Stochastic Learning of Computational Resource Usage as Graph Structured Multimarginal Schrödinger Bridge
This addresses the challenge of predicting computational resource usage for software systems, which is incremental as it applies an existing mathematical framework (Schrödinger bridge) to a specific domain problem.
The authors tackled the problem of learning time-varying stochastic computational resource usage from measured profile snapshots, proposing a graph-structured Schrödinger bridge method that enables nonparametric learning and prediction of the most-likely time-varying distribution of resource availability. They demonstrated practical use in case studies including a single-core nonlinear model predictive controller and synthetic multi-core software.

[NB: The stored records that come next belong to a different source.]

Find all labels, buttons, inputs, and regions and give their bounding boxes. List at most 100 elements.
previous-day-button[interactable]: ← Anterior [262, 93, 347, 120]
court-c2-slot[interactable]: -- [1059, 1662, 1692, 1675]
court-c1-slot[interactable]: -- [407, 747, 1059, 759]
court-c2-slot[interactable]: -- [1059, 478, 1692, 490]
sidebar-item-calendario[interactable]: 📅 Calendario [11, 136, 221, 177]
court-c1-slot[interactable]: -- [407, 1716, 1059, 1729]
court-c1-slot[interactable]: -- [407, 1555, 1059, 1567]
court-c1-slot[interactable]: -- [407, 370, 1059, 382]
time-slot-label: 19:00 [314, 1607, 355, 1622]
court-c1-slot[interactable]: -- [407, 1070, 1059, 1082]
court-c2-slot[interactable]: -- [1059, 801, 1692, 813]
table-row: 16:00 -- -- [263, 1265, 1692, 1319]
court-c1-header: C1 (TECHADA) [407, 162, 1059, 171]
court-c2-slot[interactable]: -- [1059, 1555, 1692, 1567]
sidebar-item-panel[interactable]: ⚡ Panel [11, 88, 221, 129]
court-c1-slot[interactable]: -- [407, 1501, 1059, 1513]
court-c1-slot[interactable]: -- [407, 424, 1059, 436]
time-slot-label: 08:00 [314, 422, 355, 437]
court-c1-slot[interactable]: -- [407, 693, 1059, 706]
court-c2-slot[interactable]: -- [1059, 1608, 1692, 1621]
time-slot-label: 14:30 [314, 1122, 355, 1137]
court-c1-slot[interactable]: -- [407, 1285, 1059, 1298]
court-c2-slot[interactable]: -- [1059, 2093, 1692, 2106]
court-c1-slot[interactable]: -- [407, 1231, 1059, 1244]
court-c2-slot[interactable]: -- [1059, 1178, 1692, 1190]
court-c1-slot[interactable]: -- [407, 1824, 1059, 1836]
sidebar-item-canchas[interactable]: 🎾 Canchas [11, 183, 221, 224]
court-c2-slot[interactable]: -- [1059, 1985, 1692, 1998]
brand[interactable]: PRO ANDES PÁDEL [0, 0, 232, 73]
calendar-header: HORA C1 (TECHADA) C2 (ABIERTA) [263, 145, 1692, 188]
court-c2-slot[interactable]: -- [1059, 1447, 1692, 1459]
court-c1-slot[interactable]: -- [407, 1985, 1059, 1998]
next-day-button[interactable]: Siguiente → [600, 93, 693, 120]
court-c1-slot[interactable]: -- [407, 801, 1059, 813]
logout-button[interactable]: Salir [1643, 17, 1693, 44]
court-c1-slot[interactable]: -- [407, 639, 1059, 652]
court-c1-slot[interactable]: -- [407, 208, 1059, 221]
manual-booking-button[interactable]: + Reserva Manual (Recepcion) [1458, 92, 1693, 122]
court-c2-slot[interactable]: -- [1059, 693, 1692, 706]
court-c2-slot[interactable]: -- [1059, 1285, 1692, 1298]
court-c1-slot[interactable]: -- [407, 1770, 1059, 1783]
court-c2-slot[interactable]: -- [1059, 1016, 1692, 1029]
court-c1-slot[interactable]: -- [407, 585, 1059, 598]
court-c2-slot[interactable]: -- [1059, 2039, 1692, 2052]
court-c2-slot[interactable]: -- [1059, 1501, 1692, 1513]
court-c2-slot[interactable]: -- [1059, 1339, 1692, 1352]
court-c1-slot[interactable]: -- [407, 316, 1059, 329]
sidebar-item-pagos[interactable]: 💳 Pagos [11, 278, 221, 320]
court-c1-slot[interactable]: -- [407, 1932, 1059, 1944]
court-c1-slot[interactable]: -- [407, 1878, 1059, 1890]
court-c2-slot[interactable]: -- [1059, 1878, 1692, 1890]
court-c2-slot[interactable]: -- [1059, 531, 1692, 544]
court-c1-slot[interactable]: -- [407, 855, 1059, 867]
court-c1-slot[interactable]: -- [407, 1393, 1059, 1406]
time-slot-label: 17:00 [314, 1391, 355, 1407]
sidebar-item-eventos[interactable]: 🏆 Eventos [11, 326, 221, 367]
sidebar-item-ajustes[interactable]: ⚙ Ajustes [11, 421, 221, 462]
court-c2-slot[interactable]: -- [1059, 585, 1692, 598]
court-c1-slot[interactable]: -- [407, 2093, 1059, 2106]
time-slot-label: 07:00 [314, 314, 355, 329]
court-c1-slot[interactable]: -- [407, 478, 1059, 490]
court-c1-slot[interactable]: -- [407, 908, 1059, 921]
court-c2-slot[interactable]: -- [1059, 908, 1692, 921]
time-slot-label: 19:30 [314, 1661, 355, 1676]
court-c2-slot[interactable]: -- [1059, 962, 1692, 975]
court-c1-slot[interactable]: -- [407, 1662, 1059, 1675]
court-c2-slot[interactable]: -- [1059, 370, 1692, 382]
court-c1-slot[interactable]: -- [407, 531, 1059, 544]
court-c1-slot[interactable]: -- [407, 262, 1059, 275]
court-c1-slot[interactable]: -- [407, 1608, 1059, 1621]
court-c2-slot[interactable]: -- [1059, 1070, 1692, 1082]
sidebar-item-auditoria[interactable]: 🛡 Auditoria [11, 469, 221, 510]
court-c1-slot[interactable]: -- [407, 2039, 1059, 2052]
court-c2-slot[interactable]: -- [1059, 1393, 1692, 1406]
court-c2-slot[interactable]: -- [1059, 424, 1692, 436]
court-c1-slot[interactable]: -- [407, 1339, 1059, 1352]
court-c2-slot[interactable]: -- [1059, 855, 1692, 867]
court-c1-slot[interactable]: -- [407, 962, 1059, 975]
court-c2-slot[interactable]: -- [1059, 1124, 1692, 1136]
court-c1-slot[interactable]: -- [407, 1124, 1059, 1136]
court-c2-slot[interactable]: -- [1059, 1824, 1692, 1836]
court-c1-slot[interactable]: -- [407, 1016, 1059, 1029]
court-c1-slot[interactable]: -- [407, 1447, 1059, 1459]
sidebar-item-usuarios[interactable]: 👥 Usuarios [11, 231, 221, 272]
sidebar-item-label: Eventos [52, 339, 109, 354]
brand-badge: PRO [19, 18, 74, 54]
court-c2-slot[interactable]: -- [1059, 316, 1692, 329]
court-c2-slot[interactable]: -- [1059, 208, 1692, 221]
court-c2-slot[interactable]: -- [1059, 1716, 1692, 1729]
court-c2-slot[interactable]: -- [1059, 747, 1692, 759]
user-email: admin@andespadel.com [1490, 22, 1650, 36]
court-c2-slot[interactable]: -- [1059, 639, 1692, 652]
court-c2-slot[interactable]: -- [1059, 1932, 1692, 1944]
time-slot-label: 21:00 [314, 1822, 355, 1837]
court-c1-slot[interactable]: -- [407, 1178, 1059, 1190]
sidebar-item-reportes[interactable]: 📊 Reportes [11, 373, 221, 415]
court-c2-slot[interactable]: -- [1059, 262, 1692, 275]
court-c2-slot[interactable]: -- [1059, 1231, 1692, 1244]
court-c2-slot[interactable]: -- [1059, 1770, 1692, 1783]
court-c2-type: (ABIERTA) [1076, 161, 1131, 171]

We propose to learn the time-varying stochastic computational resource usage of software as a graph structured Schrödinger bridge problem. In general, learning the computational resource usage from data is challenging because resources such as the number of CPU instructions and the number of last level cache requests are both time-varying and statistically correlated. Our proposed method enables learning the joint time-varying stochasticity in computational resource usage from the measured profile snapshots in a nonparametric manner. The method can be used to predict the most-likely time-varying distribution of computational resource availability at a desired time. We provide detailed algorithms for stochastic learning in both single and multi-core cases, discuss the convergence guarantees, computational complexities, and demonstrate their practical use in two case studies: a single-core nonlinear model predictive controller, and a synthetic multi-core software.